Tactile Navigation System Lets Drivers Feel Out Their Routes Without Distractions

Navigating by Touch

Nate Medeiros-Ward/William Provancher, University of Utah

The most complicated task one used to undertake while driving was changing the eight-track, but now there are more technological bells and whistles in the cabs of our autos than we can possibly pay attention to as. So University of Utah engineers are testing a new tactile system to remove at least one audio-visual distraction from the driving experience, allowing navigation systems to direct drivers by sense of touch.

The system, researchers insist, isn't aimed at urging drivers to talk on their cell phones or engage in other distracting activities while driving, but it does allow the driver to receive tactile cues from his or her GPS system if noise in the car prevents him or her from hearing the systems audio cues.

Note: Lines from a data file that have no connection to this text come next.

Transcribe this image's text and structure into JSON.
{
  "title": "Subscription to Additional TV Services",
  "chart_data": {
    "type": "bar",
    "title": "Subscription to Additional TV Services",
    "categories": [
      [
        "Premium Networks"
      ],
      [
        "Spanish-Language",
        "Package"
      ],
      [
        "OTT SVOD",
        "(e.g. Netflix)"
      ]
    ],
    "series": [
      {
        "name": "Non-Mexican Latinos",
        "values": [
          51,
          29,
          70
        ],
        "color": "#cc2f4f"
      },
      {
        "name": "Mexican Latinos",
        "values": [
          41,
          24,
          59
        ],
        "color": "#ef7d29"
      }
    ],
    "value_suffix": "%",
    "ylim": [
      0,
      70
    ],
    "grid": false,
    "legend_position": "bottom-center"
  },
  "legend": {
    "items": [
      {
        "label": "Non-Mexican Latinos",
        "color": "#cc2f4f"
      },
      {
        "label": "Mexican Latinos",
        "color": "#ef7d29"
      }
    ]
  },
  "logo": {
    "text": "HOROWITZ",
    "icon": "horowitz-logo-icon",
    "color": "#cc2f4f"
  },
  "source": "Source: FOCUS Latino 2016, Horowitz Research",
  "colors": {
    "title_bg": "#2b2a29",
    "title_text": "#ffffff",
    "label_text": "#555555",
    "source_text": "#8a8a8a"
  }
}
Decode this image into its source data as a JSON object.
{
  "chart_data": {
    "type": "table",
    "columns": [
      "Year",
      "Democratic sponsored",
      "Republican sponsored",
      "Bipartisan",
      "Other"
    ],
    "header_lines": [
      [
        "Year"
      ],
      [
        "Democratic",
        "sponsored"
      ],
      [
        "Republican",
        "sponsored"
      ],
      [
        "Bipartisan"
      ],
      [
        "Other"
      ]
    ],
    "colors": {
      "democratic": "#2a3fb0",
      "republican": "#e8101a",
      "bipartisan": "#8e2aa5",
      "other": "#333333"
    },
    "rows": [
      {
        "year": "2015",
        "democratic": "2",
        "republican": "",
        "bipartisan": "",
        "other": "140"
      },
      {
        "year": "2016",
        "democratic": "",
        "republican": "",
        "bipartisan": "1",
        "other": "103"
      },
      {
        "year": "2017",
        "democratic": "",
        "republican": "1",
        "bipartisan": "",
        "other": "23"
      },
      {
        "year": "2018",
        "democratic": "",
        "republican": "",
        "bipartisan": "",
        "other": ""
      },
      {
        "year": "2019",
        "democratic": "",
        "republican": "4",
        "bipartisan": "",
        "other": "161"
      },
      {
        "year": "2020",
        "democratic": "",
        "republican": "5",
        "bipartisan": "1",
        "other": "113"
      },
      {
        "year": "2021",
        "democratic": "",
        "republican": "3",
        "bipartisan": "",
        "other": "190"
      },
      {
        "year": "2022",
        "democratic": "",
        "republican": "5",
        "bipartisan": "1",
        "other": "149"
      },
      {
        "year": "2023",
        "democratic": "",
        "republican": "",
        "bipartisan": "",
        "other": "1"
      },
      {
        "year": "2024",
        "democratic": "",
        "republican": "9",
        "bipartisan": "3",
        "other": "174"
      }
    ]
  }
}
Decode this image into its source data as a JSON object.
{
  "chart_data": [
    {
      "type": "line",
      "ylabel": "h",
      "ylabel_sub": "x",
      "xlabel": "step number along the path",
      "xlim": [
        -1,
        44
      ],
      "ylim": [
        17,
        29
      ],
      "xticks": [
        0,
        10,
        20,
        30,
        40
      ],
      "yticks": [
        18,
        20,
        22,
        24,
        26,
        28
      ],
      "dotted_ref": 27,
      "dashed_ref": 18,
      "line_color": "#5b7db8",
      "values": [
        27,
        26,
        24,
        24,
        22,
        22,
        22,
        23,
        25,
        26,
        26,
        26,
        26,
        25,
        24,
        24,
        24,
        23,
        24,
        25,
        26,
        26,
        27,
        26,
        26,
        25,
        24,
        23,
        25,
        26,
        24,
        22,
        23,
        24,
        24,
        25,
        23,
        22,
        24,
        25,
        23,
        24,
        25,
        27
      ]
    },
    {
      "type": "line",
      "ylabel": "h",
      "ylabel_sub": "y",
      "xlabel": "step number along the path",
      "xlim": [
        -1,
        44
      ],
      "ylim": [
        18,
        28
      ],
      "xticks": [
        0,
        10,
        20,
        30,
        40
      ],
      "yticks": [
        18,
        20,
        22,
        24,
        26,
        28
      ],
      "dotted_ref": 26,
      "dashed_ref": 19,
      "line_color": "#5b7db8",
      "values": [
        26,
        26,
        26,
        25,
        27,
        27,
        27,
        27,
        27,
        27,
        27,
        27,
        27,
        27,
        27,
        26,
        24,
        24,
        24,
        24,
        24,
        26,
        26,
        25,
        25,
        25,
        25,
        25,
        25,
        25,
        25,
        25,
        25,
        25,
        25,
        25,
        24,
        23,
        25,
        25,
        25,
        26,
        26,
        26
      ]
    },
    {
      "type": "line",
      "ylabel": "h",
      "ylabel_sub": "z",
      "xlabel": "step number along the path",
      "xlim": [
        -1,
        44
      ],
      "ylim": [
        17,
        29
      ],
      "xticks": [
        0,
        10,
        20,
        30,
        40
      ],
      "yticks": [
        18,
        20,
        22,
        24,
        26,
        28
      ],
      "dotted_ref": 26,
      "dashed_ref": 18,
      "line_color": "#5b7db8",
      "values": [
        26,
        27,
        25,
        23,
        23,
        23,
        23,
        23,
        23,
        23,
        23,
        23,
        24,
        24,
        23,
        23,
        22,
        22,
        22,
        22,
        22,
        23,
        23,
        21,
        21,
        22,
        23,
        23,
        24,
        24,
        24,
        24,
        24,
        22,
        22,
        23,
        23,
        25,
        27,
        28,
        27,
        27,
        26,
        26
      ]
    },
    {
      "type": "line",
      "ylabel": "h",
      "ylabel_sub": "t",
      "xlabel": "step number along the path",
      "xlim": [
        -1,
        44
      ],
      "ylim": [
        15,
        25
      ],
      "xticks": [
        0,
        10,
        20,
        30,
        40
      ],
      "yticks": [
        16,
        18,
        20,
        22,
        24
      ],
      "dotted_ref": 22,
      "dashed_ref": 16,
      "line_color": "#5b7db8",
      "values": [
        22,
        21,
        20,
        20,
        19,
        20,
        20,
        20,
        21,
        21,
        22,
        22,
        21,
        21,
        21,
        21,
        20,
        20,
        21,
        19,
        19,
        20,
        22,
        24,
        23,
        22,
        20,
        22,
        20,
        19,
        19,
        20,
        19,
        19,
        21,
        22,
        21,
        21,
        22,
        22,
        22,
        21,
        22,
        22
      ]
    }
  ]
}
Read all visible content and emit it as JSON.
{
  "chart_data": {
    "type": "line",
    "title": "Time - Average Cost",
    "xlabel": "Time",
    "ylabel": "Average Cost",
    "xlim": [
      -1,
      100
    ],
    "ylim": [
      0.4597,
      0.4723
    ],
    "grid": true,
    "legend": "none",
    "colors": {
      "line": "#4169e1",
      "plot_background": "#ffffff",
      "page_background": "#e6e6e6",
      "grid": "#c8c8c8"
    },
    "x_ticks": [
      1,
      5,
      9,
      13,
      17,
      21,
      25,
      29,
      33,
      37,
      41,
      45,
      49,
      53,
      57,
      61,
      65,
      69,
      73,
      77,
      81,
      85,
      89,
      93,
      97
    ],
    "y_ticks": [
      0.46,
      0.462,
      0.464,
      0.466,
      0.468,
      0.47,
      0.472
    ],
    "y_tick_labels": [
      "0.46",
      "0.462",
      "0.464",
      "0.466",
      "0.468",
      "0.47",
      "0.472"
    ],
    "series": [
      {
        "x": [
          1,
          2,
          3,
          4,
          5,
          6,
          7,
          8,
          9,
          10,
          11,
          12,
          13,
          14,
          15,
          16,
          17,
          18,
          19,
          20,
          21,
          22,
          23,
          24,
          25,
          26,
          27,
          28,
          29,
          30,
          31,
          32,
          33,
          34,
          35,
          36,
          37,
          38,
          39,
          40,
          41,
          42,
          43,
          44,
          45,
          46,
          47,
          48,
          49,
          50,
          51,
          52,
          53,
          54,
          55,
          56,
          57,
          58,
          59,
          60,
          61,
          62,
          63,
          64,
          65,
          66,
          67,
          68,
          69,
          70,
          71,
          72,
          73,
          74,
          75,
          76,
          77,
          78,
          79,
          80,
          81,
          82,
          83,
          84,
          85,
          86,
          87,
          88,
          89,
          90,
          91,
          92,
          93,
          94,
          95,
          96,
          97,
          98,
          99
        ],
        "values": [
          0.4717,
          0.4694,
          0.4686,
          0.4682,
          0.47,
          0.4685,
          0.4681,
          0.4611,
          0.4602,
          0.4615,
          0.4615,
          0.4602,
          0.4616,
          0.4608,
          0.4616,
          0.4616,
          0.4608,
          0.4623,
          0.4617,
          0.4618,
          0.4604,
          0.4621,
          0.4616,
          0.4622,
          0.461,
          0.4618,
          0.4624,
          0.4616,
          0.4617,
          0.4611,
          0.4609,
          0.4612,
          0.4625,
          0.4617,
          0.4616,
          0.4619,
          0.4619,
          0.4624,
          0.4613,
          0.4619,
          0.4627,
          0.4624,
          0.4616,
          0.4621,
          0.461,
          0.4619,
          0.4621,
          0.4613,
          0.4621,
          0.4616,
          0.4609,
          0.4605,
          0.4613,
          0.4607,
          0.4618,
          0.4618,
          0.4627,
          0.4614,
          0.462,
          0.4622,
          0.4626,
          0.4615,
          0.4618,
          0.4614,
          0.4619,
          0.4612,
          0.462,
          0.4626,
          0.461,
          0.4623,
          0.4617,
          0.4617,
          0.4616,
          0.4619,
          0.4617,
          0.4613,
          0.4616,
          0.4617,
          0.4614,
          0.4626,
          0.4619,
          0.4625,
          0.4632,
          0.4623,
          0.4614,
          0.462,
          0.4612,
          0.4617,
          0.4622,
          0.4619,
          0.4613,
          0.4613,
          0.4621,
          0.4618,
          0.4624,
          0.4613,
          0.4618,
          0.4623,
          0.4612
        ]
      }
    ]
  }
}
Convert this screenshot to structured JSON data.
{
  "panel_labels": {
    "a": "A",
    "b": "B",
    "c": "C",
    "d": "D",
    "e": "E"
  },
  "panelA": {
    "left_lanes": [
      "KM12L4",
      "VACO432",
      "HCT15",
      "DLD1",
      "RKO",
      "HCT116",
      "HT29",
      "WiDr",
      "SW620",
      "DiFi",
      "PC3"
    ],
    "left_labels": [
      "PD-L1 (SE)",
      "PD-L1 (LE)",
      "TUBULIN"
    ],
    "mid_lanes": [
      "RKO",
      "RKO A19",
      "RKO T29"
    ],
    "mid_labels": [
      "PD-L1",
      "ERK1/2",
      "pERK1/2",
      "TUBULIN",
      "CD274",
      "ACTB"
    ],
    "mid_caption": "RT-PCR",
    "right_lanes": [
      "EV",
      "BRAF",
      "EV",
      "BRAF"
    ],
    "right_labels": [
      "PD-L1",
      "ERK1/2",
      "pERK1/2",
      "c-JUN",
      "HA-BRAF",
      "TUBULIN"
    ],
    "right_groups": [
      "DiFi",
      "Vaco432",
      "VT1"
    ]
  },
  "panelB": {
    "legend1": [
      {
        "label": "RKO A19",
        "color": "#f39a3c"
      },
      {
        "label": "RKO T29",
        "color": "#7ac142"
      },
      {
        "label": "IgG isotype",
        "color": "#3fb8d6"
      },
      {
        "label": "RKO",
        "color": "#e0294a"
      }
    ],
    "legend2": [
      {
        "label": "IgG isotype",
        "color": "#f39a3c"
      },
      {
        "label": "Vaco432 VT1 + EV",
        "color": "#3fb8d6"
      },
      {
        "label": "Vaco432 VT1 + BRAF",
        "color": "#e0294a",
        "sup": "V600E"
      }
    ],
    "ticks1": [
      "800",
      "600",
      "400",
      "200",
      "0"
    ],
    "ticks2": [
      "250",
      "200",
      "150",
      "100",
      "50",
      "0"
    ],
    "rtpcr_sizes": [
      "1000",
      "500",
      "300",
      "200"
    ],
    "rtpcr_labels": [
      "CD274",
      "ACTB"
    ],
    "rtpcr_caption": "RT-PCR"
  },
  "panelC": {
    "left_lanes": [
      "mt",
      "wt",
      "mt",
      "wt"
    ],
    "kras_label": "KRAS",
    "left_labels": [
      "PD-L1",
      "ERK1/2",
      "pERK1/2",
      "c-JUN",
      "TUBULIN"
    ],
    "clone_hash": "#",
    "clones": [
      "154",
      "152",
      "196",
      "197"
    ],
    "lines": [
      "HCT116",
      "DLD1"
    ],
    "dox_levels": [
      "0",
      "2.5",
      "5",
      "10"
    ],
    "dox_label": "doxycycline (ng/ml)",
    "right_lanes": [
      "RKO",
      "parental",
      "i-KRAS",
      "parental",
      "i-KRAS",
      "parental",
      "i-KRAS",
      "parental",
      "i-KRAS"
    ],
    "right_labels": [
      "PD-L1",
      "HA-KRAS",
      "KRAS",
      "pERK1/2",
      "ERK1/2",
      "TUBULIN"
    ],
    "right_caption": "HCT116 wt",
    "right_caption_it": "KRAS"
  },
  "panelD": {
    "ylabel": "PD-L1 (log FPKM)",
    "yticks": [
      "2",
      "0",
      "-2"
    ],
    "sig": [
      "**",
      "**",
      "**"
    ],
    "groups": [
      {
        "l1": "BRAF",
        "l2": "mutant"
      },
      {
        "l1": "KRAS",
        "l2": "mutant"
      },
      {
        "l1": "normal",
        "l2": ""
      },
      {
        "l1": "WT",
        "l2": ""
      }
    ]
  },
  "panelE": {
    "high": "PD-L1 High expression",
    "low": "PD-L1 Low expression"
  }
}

It also keeps the driver from having to look at the GPS device's screen, especially at the times he or she is most likely to do so, like when approaching an intersection where traffic is prone to be moving in different directions.

The system could also be used to help hearing-impaired drivers receive instructions from navigation devices, and such a tactile scheme could even be adopted to walking sticks for the visually impaired to help them negotiate landscapes.

The system works by installing two IBM TrackPoint caps – those little pencil eraser-looking mouse devices integrated into the keyboards of ThinkPad computers – at ten and two on a steering wheel. When the system wants to prompt the driver to turn or change lanes to the left, it nudges the driver's fingers left. It does the same in the opposite direction to prompt a driver to the right.

It sounds simple enough, but in tests that involved placing drivers in a simulator and distracting them with a cell phone call, drivers using the system still made the proper turn 98 percent of the time. Those that were trying to maintain a phone conversation while listening to or watching the dashboard GPS device only managed to follow directions properly 74 percent of the time.

It's not an excuse to talk on the phone while driving, the researchers say, but in a car filled with screaming kids, constant cell phone distractions, and more entertainment options for passengers than ever before it could help drivers stay on the right course if not completely focused.